The ad starts by reminding viewers that Trump is facing criminal charges, albeit from a “Democrat prosecutor in New York.” It then asks, “So why is he spending millions attacking the Republican governor of Florida?”

The ad quickly pivots to Trump’s behavior, rather than focusing on the merits of the case or going after the prosecutor as many Republicans have. The case centers on Trump’s payments during the 2016 campaign to an adult-film star to prevent her from discussing their alleged affair. Immediately after Trump was indicted by a grand jury in Manhattan, Trump’s team sent a flurry of fundraising emails that buoyed his campaign coffers. The former president has denied the affair and pleaded not guilty to the criminal charges.

Trump also faces ongoing cases in Georgia and Washington related to his refusal to return classified documents after leaving the White House, his efforts to overturn the 2020 presidential election and his role in the riot at the U.S. Capitol on Jan. 6, 2021.

Though several Republicans have announced their candidacy or signaled plans to run, Trump has been attracting the most attention, which worries some stalwart Republicans.

Georgia Gov. Brian Kemp (R), who has fought Trump since rebuffing the president’s efforts to overturn the 2020 election results in that state, told CNN’s “State of the Union” on Sunday, “if we get distracted” and talk about topics like the investigations into Trump, “that only helps Joe Biden. It does not give us a path for Republicans to win.”

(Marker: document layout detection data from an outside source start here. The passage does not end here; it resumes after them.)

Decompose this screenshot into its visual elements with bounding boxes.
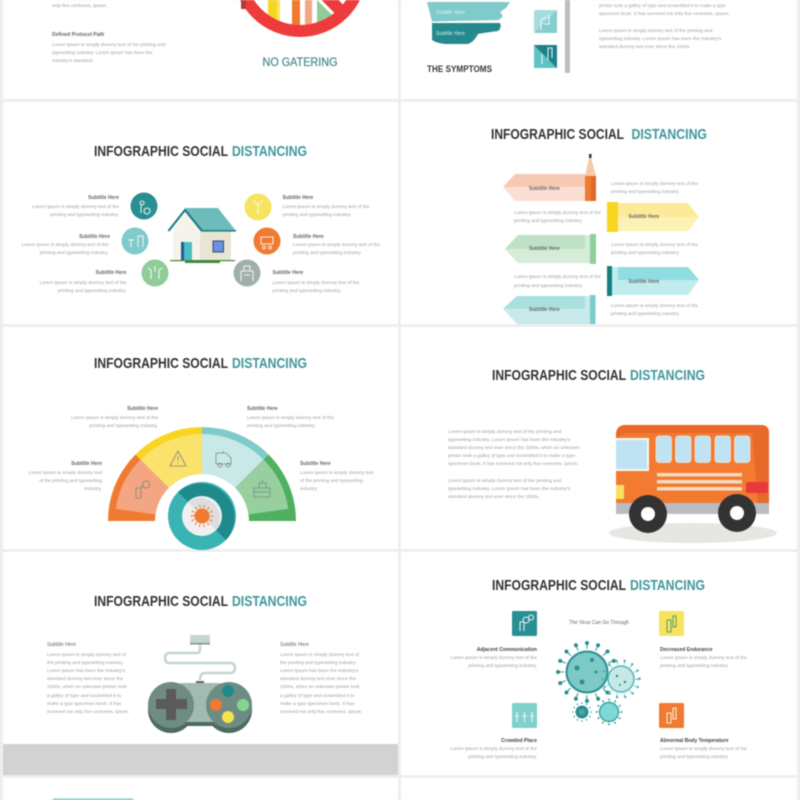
text block: row five: Lorem ipsum is simply dummy text of the: [611, 303, 698, 309]
text block: defined protocol path: [52, 32, 166, 64]
icon: medium virus: [602, 660, 640, 698]
text block: middle right: Subtitle Here: [293, 234, 324, 240]
panel: house infographic: [3, 102, 398, 324]
text block: right column: [280, 642, 362, 715]
text block: middle left: Lorem ipsum is simply dummy text of the: [22, 242, 109, 248]
text block: upper left: Lorem ipsum is simply dummy text of the: [32, 204, 119, 210]
text block: left column: standard dummy text ever since the: [47, 676, 123, 682]
text block: row three: printing and typesetting industry.: [611, 250, 680, 256]
text block: lower left: Lorem ipsum is simply dummy text of the: [40, 280, 127, 286]
text block: row four: Lorem ipsum is simply dummy text of the: [514, 274, 601, 280]
text block: bus description: specimen book. It has survived not only five centuries, Ipsum.: [448, 461, 579, 467]
icon: light teal square: [534, 10, 557, 33]
text block: left column: [47, 642, 129, 715]
icon: house: [168, 208, 236, 263]
text block: lorem paragraphs: standard dummy text ever since the 1500s.: [599, 44, 691, 50]
text block: right column: Lorem ipsum has been the industry's: [280, 668, 359, 674]
text block: row three: [611, 242, 698, 256]
icon: building: [254, 480, 270, 497]
text block: lorem paragraphs: specimen book. It has survived not only five centuries, Ipsum.: [599, 11, 730, 17]
footer band: [3, 744, 398, 775]
text block: lower right: [300, 461, 374, 492]
text block: upper right: [282, 195, 370, 218]
text block: lower right: Lorem ipsum is simply dummy text of the: [272, 280, 360, 286]
heading: no gatering: NO GATERING: [262, 55, 338, 69]
icon: light teal circle: [122, 228, 148, 254]
text block: defined protocol path: Defined Protocol Path: [52, 32, 104, 38]
text block: adjacent communication: printing and typesetting industry.: [468, 663, 537, 669]
text block: left column: make a type specimen book. It has: [47, 701, 122, 707]
text block: upper left: [71, 406, 158, 429]
icon: warning triangle: [170, 451, 186, 466]
text block: bus description: [448, 429, 580, 500]
title: DISTANCING: [232, 143, 307, 160]
text block: row one: printing and typesetting industry.: [611, 189, 680, 195]
text block: adjacent communication: Lorem ipsum is simply dummy text of the: [450, 655, 537, 661]
text block: left column: survived not only five centuries, ipsum.: [47, 709, 129, 715]
title: DISTANCING: [632, 126, 707, 143]
text block: bus description: standard dummy text ever since the 1500s.: [448, 494, 540, 500]
text block: abnormal temperature: Lorem ipsum is simply dummy text of the: [660, 746, 747, 752]
text block: right column: 1500s, when an unknown printer took: [280, 684, 360, 690]
icon: teal circle: [130, 192, 158, 220]
title: INFOGRAPHIC SOCIAL: [94, 143, 228, 160]
text block: lower right: of the printing and typesetting: [300, 478, 363, 484]
text block: middle right: printing and typesetting industry.: [293, 250, 362, 256]
text block: upper right: Lorem ipsum is simply dummy text of the: [282, 204, 370, 210]
panel: the symptoms: [401, 0, 797, 99]
icon: orange virus: [192, 506, 212, 526]
icon: yellow circle: [244, 194, 272, 220]
arrow: aqua pencil: [503, 295, 596, 324]
shape: lower symptom band: [432, 23, 501, 44]
text block: defined protocol path: Lorem ipsum is simply dummy text of the printing and: [52, 42, 166, 48]
text block: upper right: printing and typesetting industry.: [282, 212, 351, 218]
arrow: teal pencil: [607, 266, 699, 296]
icon: ambulance: [216, 451, 231, 467]
text block: upper left: Subtitle Here: [88, 195, 119, 201]
text block: left column: 1500s, when an unknown printer took: [47, 684, 127, 690]
text block: defined protocol path: typesetting industry. Lorem ipsum has been the: [52, 50, 153, 56]
text block: lower right: Subtitle Here: [300, 461, 331, 467]
text block: bus description: typesetting industry. Lorem Ipsum has been the industry's: [448, 486, 571, 492]
title: DISTANCING: [232, 355, 307, 372]
title: DISTANCING: [630, 367, 705, 384]
arrow: yellow pencil: [607, 202, 699, 232]
panel: no gathering: [3, 0, 398, 99]
text block: left column: the printing and typesetting industry.: [47, 660, 124, 666]
text: the virus can go through: The Virus Can Go Through: [569, 620, 629, 626]
icon: crossed-out crowd: [239, 0, 361, 31]
arrow: green pencil: Subtitle Here: [529, 246, 560, 252]
arrow: orange pencil: [503, 154, 596, 201]
text block: upper left: printing and typesetting industry.: [89, 423, 158, 429]
icon: adjacent communication: [512, 611, 537, 636]
title: INFOGRAPHIC SOCIAL: [492, 577, 626, 594]
text block: lower left: Subtitle Here: [96, 270, 127, 276]
icon: contact nodes: [136, 481, 150, 498]
chart: central virus donut: [168, 482, 236, 550]
text block: adjacent communication: [450, 647, 537, 669]
panel: game controller: [3, 552, 398, 775]
arrow: teal pencil: Subtitle Here: [628, 279, 660, 285]
text block: middle left: printing and typesetting industry.: [40, 250, 108, 256]
text block: decreased endurance: printing and typesetting industry.: [660, 663, 729, 669]
text block: row five: [611, 303, 698, 317]
icon: dark teal square: [534, 45, 557, 68]
panel: pencil arrows: [401, 102, 797, 324]
text block: lower right: Lorem ipsum is simply dummy text: [300, 470, 374, 476]
icon: game controller: [148, 635, 252, 733]
icon: small dark virus: [573, 703, 591, 721]
icon: grey circle: [234, 260, 260, 286]
title: INFOGRAPHIC SOCIAL: [492, 367, 626, 384]
icon: green circle: [142, 260, 168, 286]
title: INFOGRAPHIC SOCIAL: [491, 126, 624, 143]
title: INFOGRAPHIC SOCIAL: [94, 593, 228, 610]
text block: defined protocol path: industry's standard.: [52, 58, 93, 64]
panel: bottom right: [401, 778, 797, 800]
arrow: yellow pencil: Subtitle Here: [628, 214, 660, 220]
text block: lorem paragraphs: Lorem ipsum is simply dummy text of the printing and: [599, 28, 713, 34]
panel: bus: [401, 327, 797, 549]
shape: lower symptom band: Subtitle Here: [436, 31, 465, 37]
text block: right column: Subtitle Here: [280, 642, 309, 648]
title: INFOGRAPHIC SOCIAL: [94, 355, 228, 372]
text block: row one: Lorem ipsum is simply dummy text of the: [611, 181, 698, 187]
text block: abnormal temperature: [660, 738, 747, 760]
teal cap: [53, 798, 133, 800]
chart: semicircle segments: [108, 427, 296, 521]
text block: upper right: printing and typesetting industry.: [247, 423, 316, 429]
text block: right column: survived not only five centuries, ipsum.: [280, 709, 362, 715]
text block: lorem paragraphs: typesetting industry. Lorem Ipsum has been the industry's: [599, 36, 722, 42]
text block: crowded place: printing and typesetting industry.: [468, 754, 537, 760]
text block: lower right: [272, 270, 360, 294]
text block: middle left: Subtitle Here: [79, 234, 110, 240]
text block: row five: printing and typesetting industry.: [611, 311, 680, 317]
text block: left column: a galley of type and scrambled it to: [47, 693, 121, 699]
icon: orange circle: [254, 228, 280, 254]
panel: virus paths: [401, 552, 797, 775]
text block: row one: [611, 181, 698, 195]
text block: crowded place: Lorem ipsum is simply dummy text of the: [450, 746, 537, 752]
text block: lower left: industry.: [84, 486, 102, 492]
text block: middle right: Lorem ipsum is simply dummy text of the: [293, 242, 380, 248]
text block: lower right: industry.: [300, 486, 318, 492]
text block: upper left: Lorem ipsum is simply dummy text of the: [71, 415, 158, 421]
title: DISTANCING: [232, 593, 307, 610]
arrow: aqua pencil: Subtitle Here: [529, 307, 560, 313]
panel: semicircle gauge: [3, 327, 398, 550]
heading: the symptoms: THE SYMPTOMS: [427, 64, 492, 74]
text block: decreased endurance: Lorem ipsum is simply dummy text of the: [660, 655, 747, 661]
text block: right column: a galley of type and scrambled it to: [280, 693, 354, 699]
text block: lower left: [40, 270, 127, 294]
icon: crowded place: [512, 703, 537, 728]
text block: right column: standard dummy text ever since the: [280, 676, 356, 682]
icon: abnormal temperature: [659, 703, 684, 728]
text block: abnormal temperature: Abnormal Body Temperature: [660, 738, 729, 744]
text block: upper left: [32, 195, 119, 218]
text block: lorem paragraphs: printer took a galley of type and scrambled it to make a type: [599, 3, 726, 9]
text block: crowded place: Crowded Place: [501, 738, 537, 744]
text block: lower right: Subtitle Here: [272, 270, 304, 276]
shape: upper symptom band: [427, 2, 510, 22]
text block: upper left: printing and typesetting industry.: [50, 212, 119, 218]
text block: row two: Lorem ipsum is simply dummy text of the: [514, 210, 601, 216]
text block: decreased endurance: Decreased Endurance: [660, 647, 713, 653]
text block: upper right: Lorem ipsum is simply dummy text of the: [247, 415, 334, 421]
text block: upper right: Subtitle Here: [247, 406, 278, 412]
text block: left column: Subtitle Here: [47, 642, 76, 648]
text block: right column: Lorem ipsum is simply dummy text of: [280, 652, 360, 658]
text block: crowded place: [450, 738, 537, 760]
text block: lower left: [28, 461, 103, 492]
icon: decreased endurance: [659, 611, 684, 636]
text block: row two: [514, 210, 601, 224]
text block: bus description: standard dummy text ever since the 1500s, when an unknown: [448, 445, 580, 451]
text block: lower left: Subtitle Here: [71, 461, 102, 467]
text block: row two: printing and typesetting industry.: [514, 218, 583, 224]
divider bar: [565, 0, 570, 73]
shape: upper symptom band: Subtitle Here: [436, 10, 465, 16]
text block: upper right: [247, 406, 334, 429]
text block: right column: make a type specimen book. It has: [280, 701, 355, 707]
text block: right column: the printing and typesetting industry.: [280, 660, 357, 666]
arrow: orange pencil: Subtitle Here: [529, 186, 560, 192]
text block: lower left: Lorem ipsum is simply dummy text: [28, 470, 103, 476]
text block: lorem paragraphs: [599, 3, 730, 50]
text block: left column: Lorem ipsum has been the industry's: [47, 668, 126, 674]
icon: bus illustration: [609, 425, 777, 543]
text block: left column: Lorem ipsum is simply dummy text of: [47, 652, 127, 658]
text block: row four: printing and typesetting industry.: [514, 283, 583, 289]
text block: row three: Lorem ipsum is simply dummy text of the: [611, 242, 698, 248]
text block: protocol intro: only five centuries, Ipsum.: [52, 3, 107, 9]
text block: upper left: Subtitle Here: [127, 406, 158, 412]
arrow: green pencil: [505, 234, 596, 264]
text block: adjacent communication: Adjacent Communication: [477, 647, 537, 653]
text block: bus description: printer took a galley of type and scrambled it to make a type: [448, 453, 575, 459]
icon: small bright virus: [596, 700, 622, 724]
text block: bus description: Lorem ipsum is simply dummy text of the printing and: [448, 429, 562, 435]
panel: bottom left: [3, 778, 398, 800]
icon: large virus: [558, 643, 616, 701]
text block: lower left: of the printing and typesetting: [39, 478, 102, 484]
text block: row four: [514, 274, 601, 289]
text block: lower right: printing and typesetting industry.: [272, 288, 341, 294]
text block: bus description: typesetting industry. Lorem Ipsum has been the industry's: [448, 437, 571, 443]
text block: abnormal temperature: printing and typesetting industry.: [660, 754, 729, 760]
title: DISTANCING: [630, 577, 705, 594]
text block: decreased endurance: [660, 647, 747, 669]
text block: upper right: Subtitle Here: [282, 195, 314, 201]
text block: lower left: printing and typesetting industry.: [58, 288, 126, 294]
text block: middle left: [22, 234, 110, 256]
text block: middle right: [293, 234, 380, 256]
text block: bus description: Lorem ipsum is simply dummy text of the printing and: [448, 478, 562, 484]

Steven Cheung, a spokesman for Trump’s campaign, said in a statement: “DeSantis is colluding with his globalist handlers to go full Never Trump in order to gaslight the people into thinking that Medicare and Social Security should be ripped away from hard-working Americans. President Trump has made it clear that he will always stand on the side of Americans, and protect benefits seniors worked for and paid for their entire lives.”

The Never Back Down ad, which was first reported by Axios, also asserts that Trump is stealing Democrats’ playbook by spreading false claims about DeSantis’s wanting to cut Social Security.

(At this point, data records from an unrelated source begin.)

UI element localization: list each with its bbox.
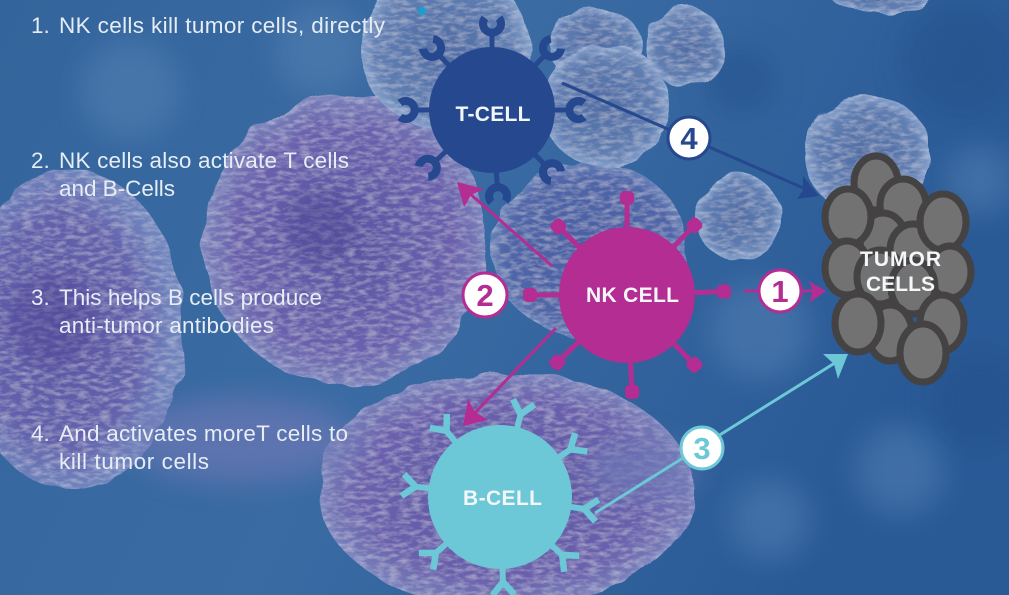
text: step 2: and B-Cells <box>59 176 175 201</box>
text: step 2: 2. <box>31 148 50 173</box>
badge 2 <box>463 273 507 317</box>
text: step 1: 1. <box>31 13 50 38</box>
T-cell <box>400 18 584 202</box>
tumor cell cluster <box>825 156 971 382</box>
text: step 3: 3. <box>31 285 50 310</box>
B-cell <box>401 399 599 595</box>
text: step 3 <box>31 285 322 338</box>
arrow 4: T-cell to tumor <box>562 83 819 199</box>
text: step 3: This helps B cells produce <box>59 285 322 310</box>
text: step 3: anti-tumor antibodies <box>59 313 274 338</box>
badge 2: 2 <box>476 278 494 313</box>
label: tumor cells: CELLS <box>866 273 935 296</box>
label: tumor cells: TUMOR <box>860 248 941 271</box>
text: step 2 <box>31 148 349 201</box>
badge 4: 4 <box>680 121 698 156</box>
text: step 4: And activates moreT cells to <box>59 421 348 446</box>
badge 1 <box>759 270 801 312</box>
label: tumor cells <box>860 248 941 296</box>
text: step 2: NK cells also activate T cells <box>59 148 349 173</box>
arrow 1: NK to tumor <box>744 281 826 303</box>
B-cell: B-CELL <box>463 487 542 510</box>
text: step 4: 4. <box>31 421 50 446</box>
badge 4 <box>668 117 710 159</box>
badge 3: 3 <box>693 431 711 466</box>
arrow 3: B-cell to tumor <box>595 354 848 513</box>
text: step 4 <box>31 421 348 474</box>
text: step 4: kill tumor cells <box>59 449 209 474</box>
NK cell <box>523 191 731 399</box>
arrow 2 up: NK to T-cell <box>457 182 552 266</box>
arrow 2 down: NK to B-cell <box>463 328 556 426</box>
T-cell: T-CELL <box>456 103 531 126</box>
NK cell: NK CELL <box>586 284 679 307</box>
dot <box>418 7 426 15</box>
badge 3 <box>681 427 723 469</box>
badge 1: 1 <box>771 274 789 309</box>
text: step 1: NK cells kill tumor cells, directly <box>59 13 386 38</box>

“Trump should fight Democrats, not lie about Gov. DeSantis,” the narrator intones. After showing a clip of DeSantis saying in March, “We’re not going to mess with Social Security,” the ad shows Trump saying entitlement reform “at some point will be” on the table, and “we will take a look at that.”

Erin Perrine, communications director at Never Back Down, said in a statement, “The ad is right: what happened to Donald Trump?”

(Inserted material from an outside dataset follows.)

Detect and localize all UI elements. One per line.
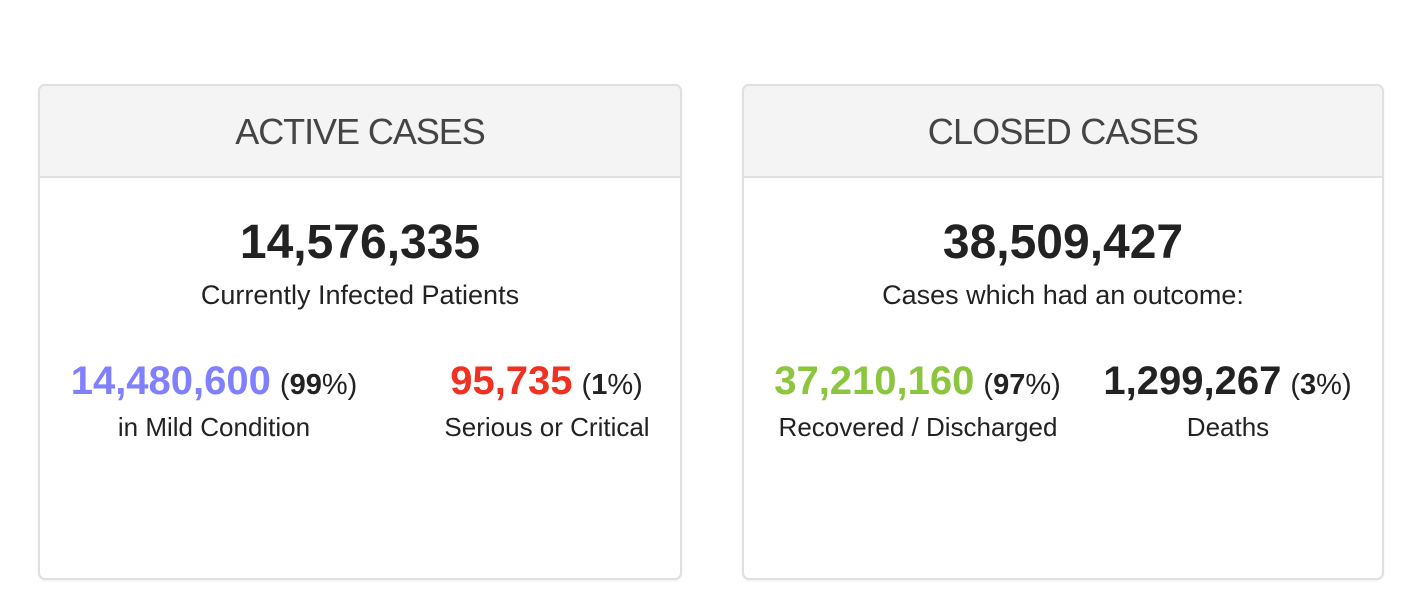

The ad comes after attacks on DeSantis by Trump and his allies. Last week, a Trump-aligned group, inspired by a Daily Beast report, released an ad showing a man eating chocolate pudding off his fingers, as a narrator says, “Ron DeSantis loves sticking his fingers where they don’t belong.” The group MAGA Inc. spent more than $450,000 to run the ad in Washington, Houston, parts of Florida and New York, according to data from AdImpact, which tracks campaign ads.

Trump himself has attacked DeSantis as an ungrateful turncoat whom he helped elect as governor of Florida in 2018. Trump also claimed, without evidence, that when DeSantis asked for Trump’s support, he was in tears.

DeSantis, who has avoided directly responding to Trump, is looking to regain his footing from a pair of setbacks.

He initially downplayed Russia’s invasion of Ukraine as a “territorial dispute.” After blowback from Republicans, DeSantis said his statement, which was read on air by Fox News host Tucker Carlson, had been “mischaracterized.” “Obviously, Russia invaded (last year) — that was wrong,” DeSantis later told another host affiliated with the outlet.

And on Sunday, Thomas Peterffy, a major Republican donor, told the Financial Times that he was stopping his financial support for DeSantis’s all-but-announced presidential efforts because of DeSantis’s “stance on abortion and book banning.”

DeSantis in January rejected Advanced Placement courses in African American studies, calling it “woke” curriculum and an example of progressive “indoctrination.” This month, he signed in private a law banning nearly all abortions in Florida after six weeks, one of the most restrictive laws in the nation.